Only God Forgives has a self-conscious sixth-form artiness. Where Drive was vacuous with a garish pop-culture “Ping!” to it, the new picture is vacuous and ponderous, heaven help us. It fancies itself a modern-day Hamlet set among US ex-pats in Bangkok. Its anti-hero, Julian (played by Gosling), is an impotent would-be avenger who cannot bring himself to kill his brother’s murderer. (The brother is played by the riveting British actor Tom Burke, who could give Gosling charisma lessons.) Kristin Scott-Thomas pops up to offer some bleach-blonde relief from the visual murk as Gosling’s taunting, incestuously-inclined mother. If we thrill to her appearance it may be because she is one of the few performers here who has been given a tangible character to play; the viewer clings to her scenes as to a rubber ring in a shipwreck. Refn bathes the film in gone-to-seed reds and lurid purples and fills it with prowling David Lynch-esque tracking shots. But this is a long way from the all-encompassing nightmares that Lynch cooks up. We can always sense Refn behind the camera, styling and posing and over-egging. He never commits fully to his own nightmarish vision.
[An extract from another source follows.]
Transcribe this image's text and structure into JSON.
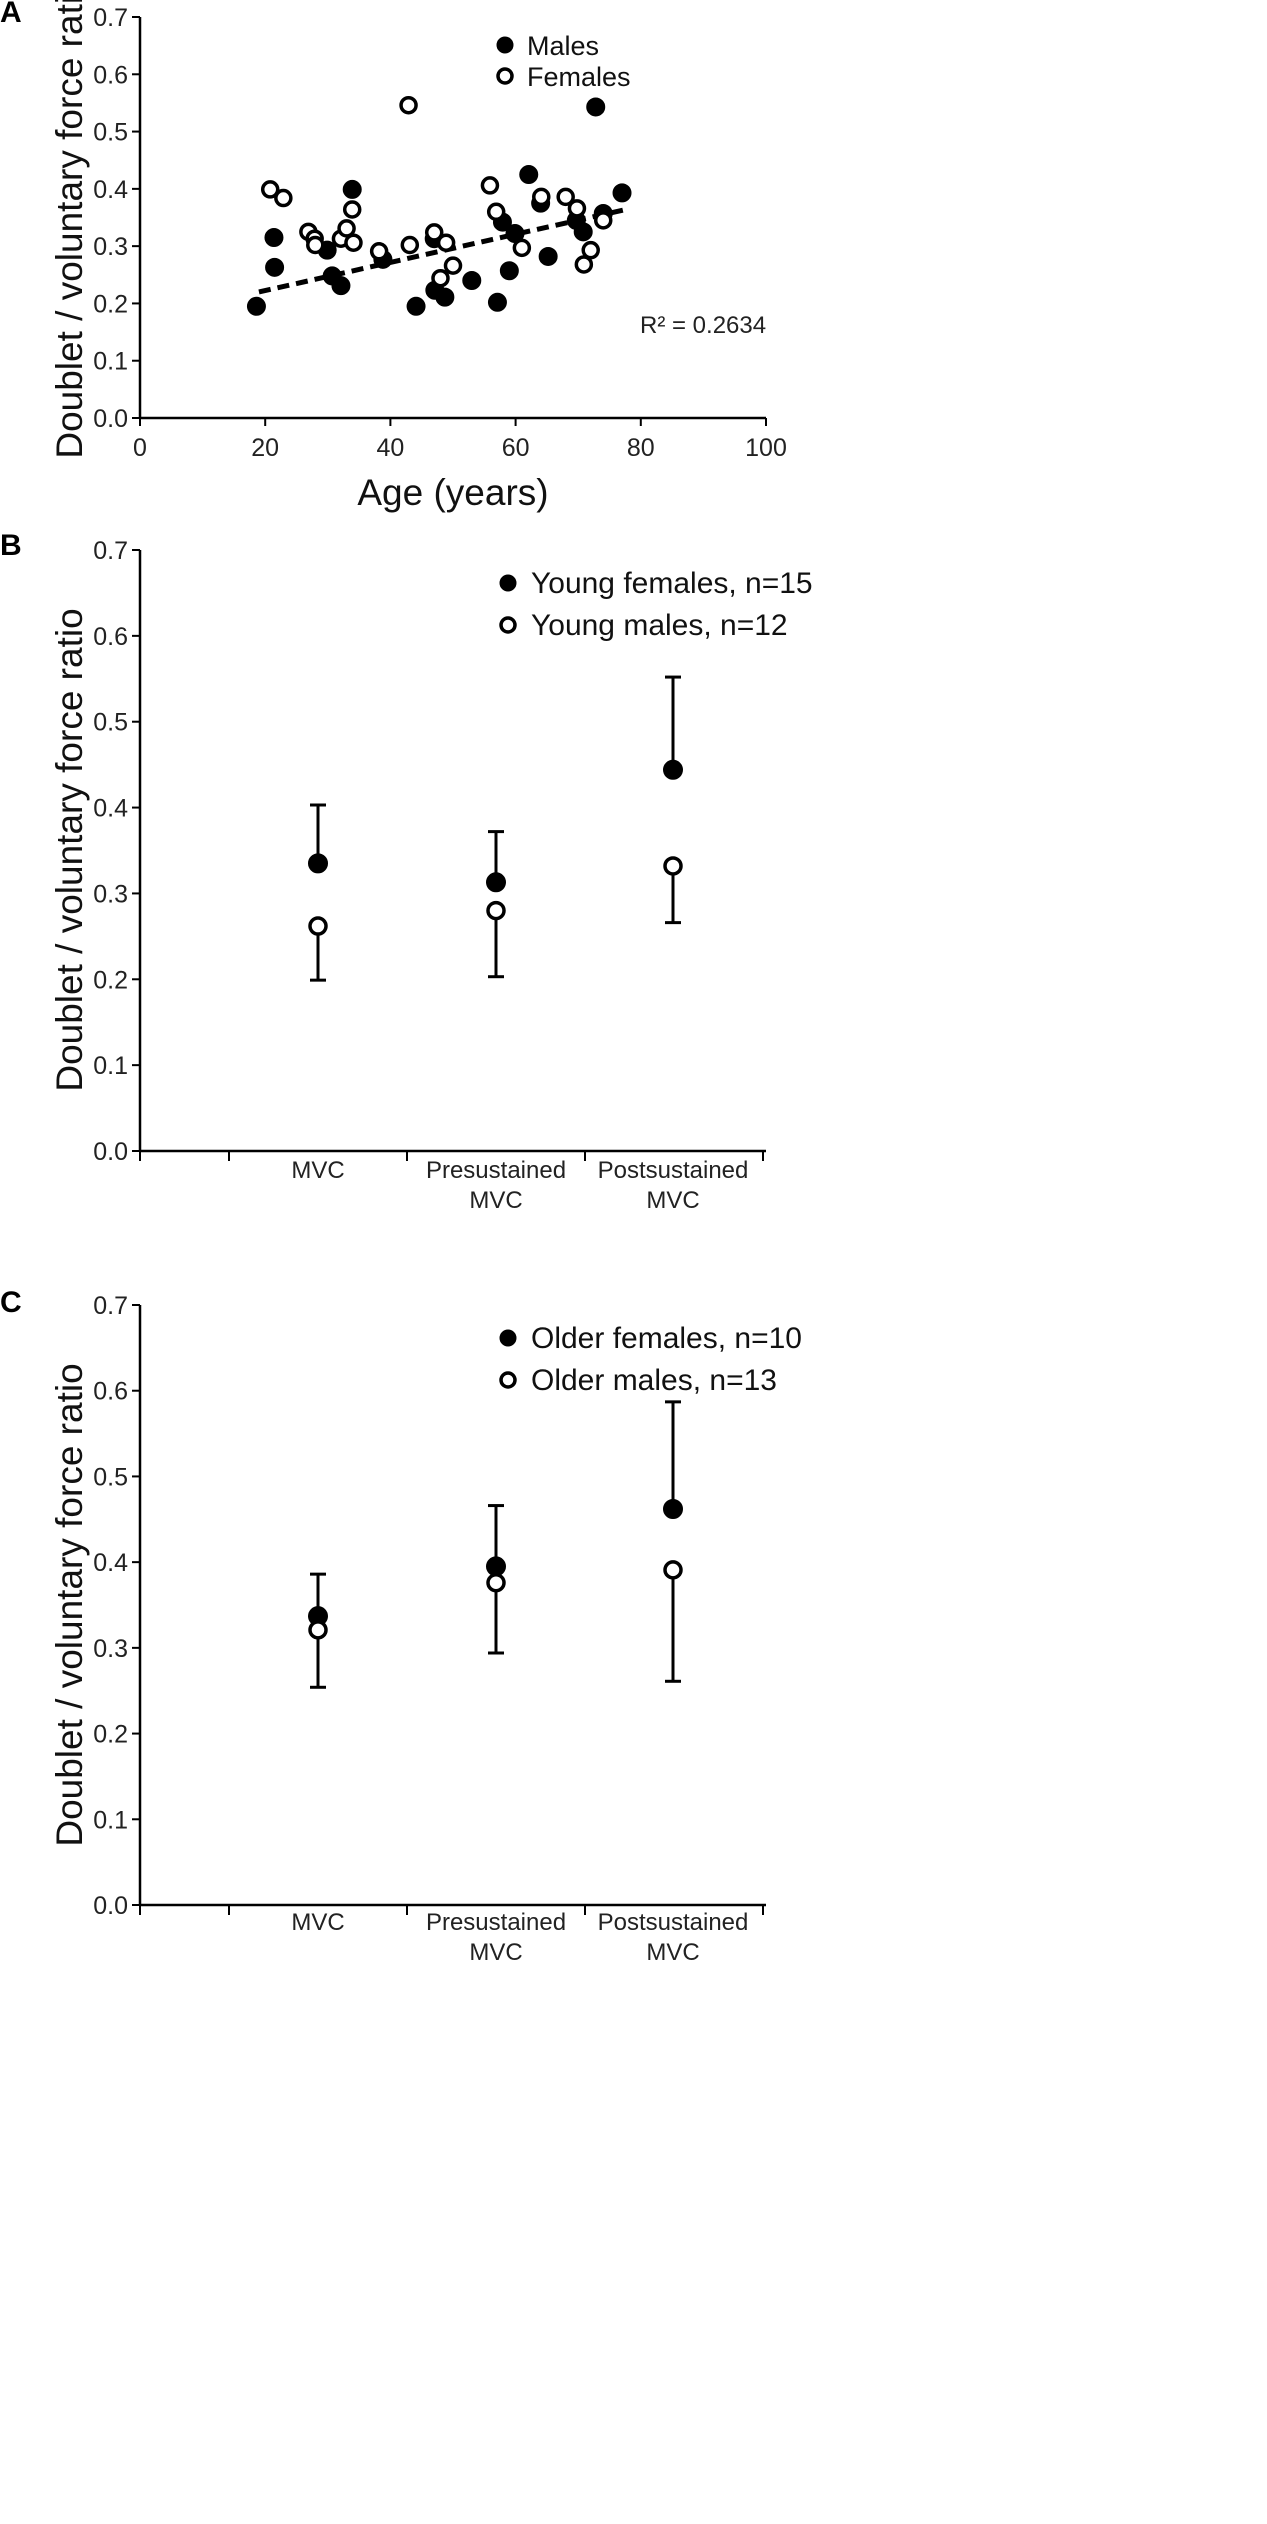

If the film were to be taken seriously, it might feel offensive that the Thai characters are indistinct avatars of revenge or suffering, with Bangkok itself portrayed patronisingly as mythic, exotic and deadly—the sort of representation more suited to a Bond movie. But really no one comes out of this well. Not Thailand. Not the deliberately blank Gosling, whose nerve endings appear to have gone dead, and not in a dynamic Steve McQueen way either. And certainly not Refn, who is too much in love with the visions of Hell he manufactures on screen.

The Heat opens on 31 July, Only God Forgives on 2 August.